Carne Asada with Black Beans
Need a gluten free and dairy free main course? Carne Asada with Black Beans could be a super recipe to try. This recipe serves 6. One portion of this dish contains around 81g of protein, 59g of fat, and a total of 954 calories. This recipe covers 41% of your daily requirements of vitamins and minerals. If you have ancho chile powder, eye steaks, avocado and lime wedges, and a few other ingredients on hand, you can make it. To use up the cider vinegar you could follow this main course with the Vinegar Pie as a dessert. It is a pricey recipe for fans of South American food. From preparation to the plate, this recipe takes roughly 1 hour.
Instructions
In a small saucepan, heat 1 tablespoon of the vegetable oil.
Add the garlic and cook over moderate heat until fragrant, about 1 minute.
Add the chile powder, vinegar, 1 teaspoon of the oregano and 3/4 cup of water and cook over very low heat, whisking occasionally, until the marinade is slightly thickened, about 3 minutes. Season with salt.
Transfer the marinade to a large baking dish and let cool completely.
Add the steaks and turn to coat. Cover and refrigerate overnight.
Light a grill. In a large saucepan, heat the remaining 1 tablespoon of oil.
Add the chorizo and cook over moderate heat until crisp, about 4 minutes.
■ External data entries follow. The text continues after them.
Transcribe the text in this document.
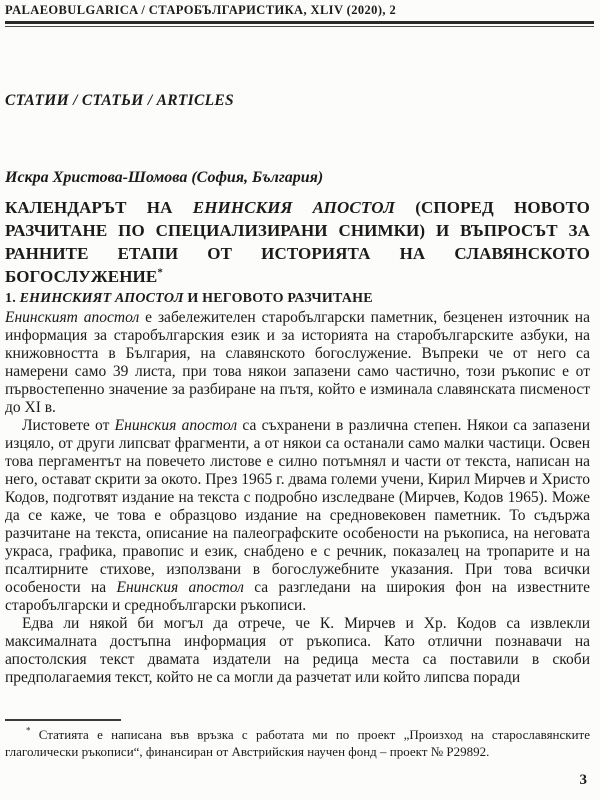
PALAEOBULGARICA / СТАРОБЪЛГАРИСТИКА, XLIV (2020), 2
СТАТИИ / СТАТЬИ / ARTICLES
Искра Христова-Шомова (София, България)
КАЛЕНДАРЪТ НА ЕНИНСКИЯ АПОСТОЛ (СПОРЕД НОВОТО РАЗЧИТАНЕ ПО СПЕЦИАЛИЗИРАНИ СНИМКИ) И ВЪПРОСЪТ ЗА РАННИТЕ ЕТАПИ ОТ ИСТОРИЯТА НА СЛАВЯНСКОТО БОГОСЛУЖЕНИЕ*
1. ЕНИНСКИЯТ АПОСТОЛ И НЕГОВОТО РАЗЧИТАНЕ

Енинският апостол е забележителен старобългарски паметник, безценен източник на информация за старобългарския език и за историята на старобългарските азбуки, на книжовността в България, на славянското богослужение. Въпреки че от него са намерени само 39 листа, при това някои запазени само частично, този ръкопис е от първостепенно значение за разбиране на пътя, който е изминала славянската писменост до XI в.

Листовете от Енинския апостол са съхранени в различна степен. Някои са запазени изцяло, от други липсват фрагменти, а от някои са останали само малки частици. Освен това пергаментът на повечето листове е силно потъмнял и части от текста, написан на него, остават скрити за окото. През 1965 г. двама големи учени, Кирил Мирчев и Христо Кодов, подготвят издание на текста с подробно изследване (Мирчев, Кодов 1965). Може да се каже, че това е образцово издание на средновековен паметник. То съдържа разчитане на текста, описание на палеографските особености на ръкописа, на неговата украса, графика, правопис и език, снабдено е с речник, показалец на тропарите и на псалтирните стихове, използвани в богослужебните указания. При това всички особености на Енинския апостол са разгледани на широкия фон на известните старобългарски и среднобългарски ръкописи.

Едва ли някой би могъл да отрече, че К. Мирчев и Хр. Кодов са извлекли максималната достъпна информация от ръкописа. Като отлични познавачи на апостолския текст двамата издатели на редица места са поставили в скоби предполагаемия текст, който не са могли да разчетат или който липсва поради

* Статията е написана във връзка с работата ми по проект „Произход на старославянските глаголически ръкописи“, финансиран от Австрийския научен фонд – проект № P29892.

3
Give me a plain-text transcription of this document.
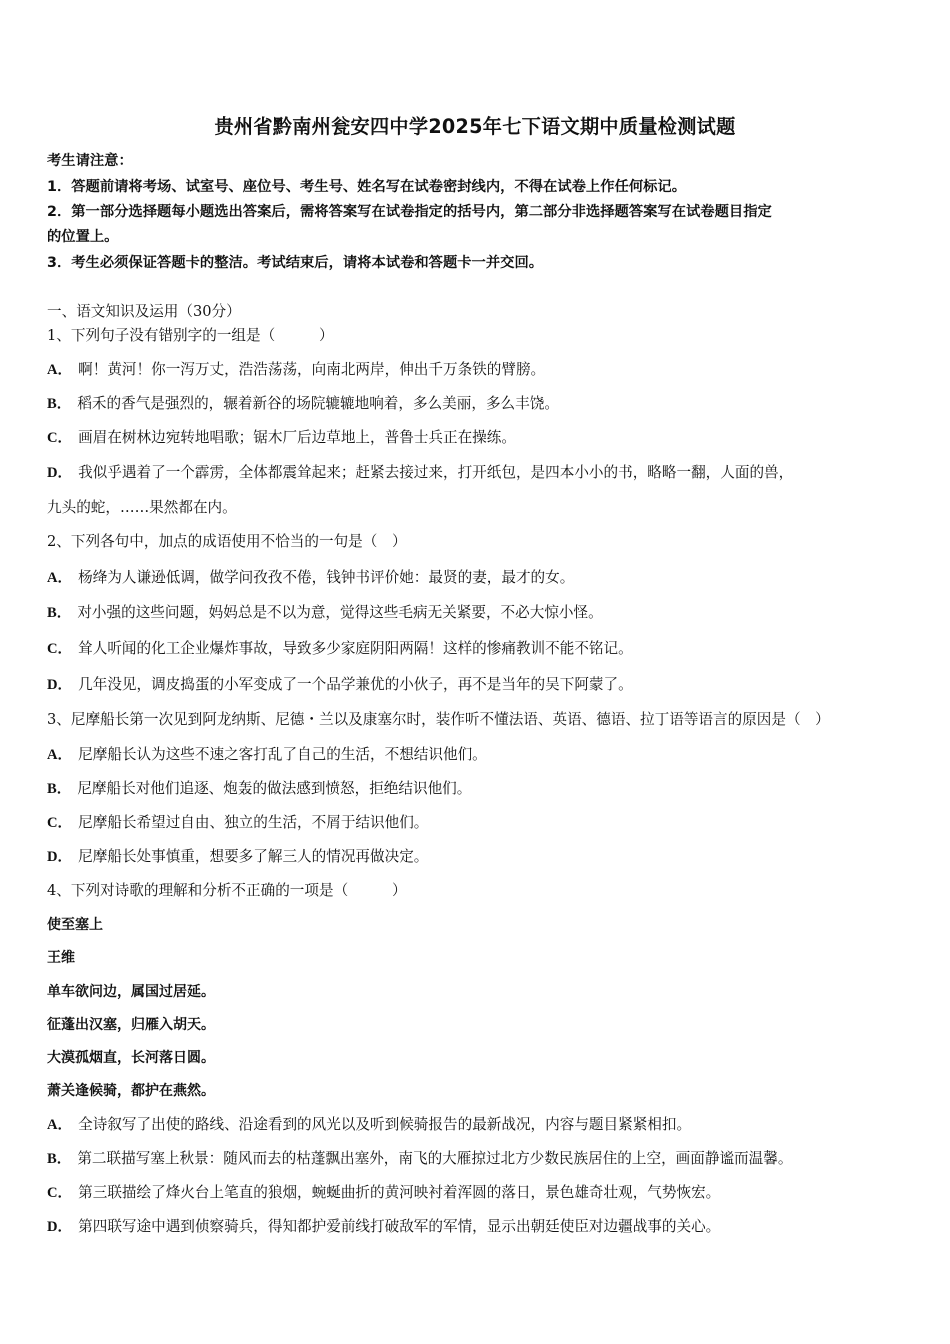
贵州省黔南州瓮安四中学2025年七下语文期中质量检测试题
考生请注意：
1．答题前请将考场、试室号、座位号、考生号、姓名写在试卷密封线内，不得在试卷上作任何标记。
2．第一部分选择题每小题选出答案后，需将答案写在试卷指定的括号内，第二部分非选择题答案写在试卷题目指定
的位置上。
3．考生必须保证答题卡的整洁。考试结束后，请将本试卷和答题卡一并交回。
一、语文知识及运用（30分）
1、下列句子没有错别字的一组是（　　　）
A． 啊！黄河！你一泻万丈，浩浩荡荡，向南北两岸，伸出千万条铁的臂膀。
B． 稻禾的香气是强烈的，辗着新谷的场院辘辘地响着，多么美丽，多么丰饶。
C． 画眉在树林边宛转地唱歌；锯木厂后边草地上，普鲁士兵正在操练。
D． 我似乎遇着了一个霹雳，全体都震耸起来；赶紧去接过来，打开纸包，是四本小小的书，略略一翻，人面的兽，
九头的蛇，……果然都在内。
2、下列各句中，加点的成语使用不恰当的一句是（　）
A． 杨绛为人谦逊低调，做学问孜孜不倦，钱钟书评价她：最贤的妻，最才的女。
B． 对小强的这些问题，妈妈总是不以为意，觉得这些毛病无关紧要，不必大惊小怪。
C． 耸人听闻的化工企业爆炸事故，导致多少家庭阴阳两隔！这样的惨痛教训不能不铭记。
D． 几年没见，调皮捣蛋的小军变成了一个品学兼优的小伙子，再不是当年的吴下阿蒙了。
3、尼摩船长第一次见到阿龙纳斯、尼德・兰以及康塞尔时，装作听不懂法语、英语、德语、拉丁语等语言的原因是（　）
A． 尼摩船长认为这些不速之客打乱了自己的生活，不想结识他们。
B． 尼摩船长对他们追逐、炮轰的做法感到愤怒，拒绝结识他们。
C． 尼摩船长希望过自由、独立的生活，不屑于结识他们。
D． 尼摩船长处事慎重，想要多了解三人的情况再做决定。
4、下列对诗歌的理解和分析不正确的一项是（　　　）
使至塞上
王维
单车欲问边，属国过居延。
征蓬出汉塞，归雁入胡天。
大漠孤烟直，长河落日圆。
萧关逢候骑，都护在燕然。
A． 全诗叙写了出使的路线、沿途看到的风光以及听到候骑报告的最新战况，内容与题目紧紧相扣。
B． 第二联描写塞上秋景：随风而去的枯蓬飘出塞外，南飞的大雁掠过北方少数民族居住的上空，画面静谧而温馨。
C． 第三联描绘了烽火台上笔直的狼烟，蜿蜒曲折的黄河映衬着浑圆的落日，景色雄奇壮观，气势恢宏。
D． 第四联写途中遇到侦察骑兵，得知都护爱前线打破敌军的军情，显示出朝廷使臣对边疆战事的关心。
Using a slotted spoon, transfer the chorizo to a bowl; reserve it for another use.
Add the onion to the saucepan along with the remaining 1/2 teaspoon of oregano and cook until softened, about 6 minutes.
Add the beans with their liquid and simmer until slightly thickened, about 10 minutes. Season lightly with salt.
Grill the rib eye steaks over moderately high heat, turning once, about 12 minutes for medium-rare meat.
Serve the steaks with the black beans, avocado slices and lime wedges.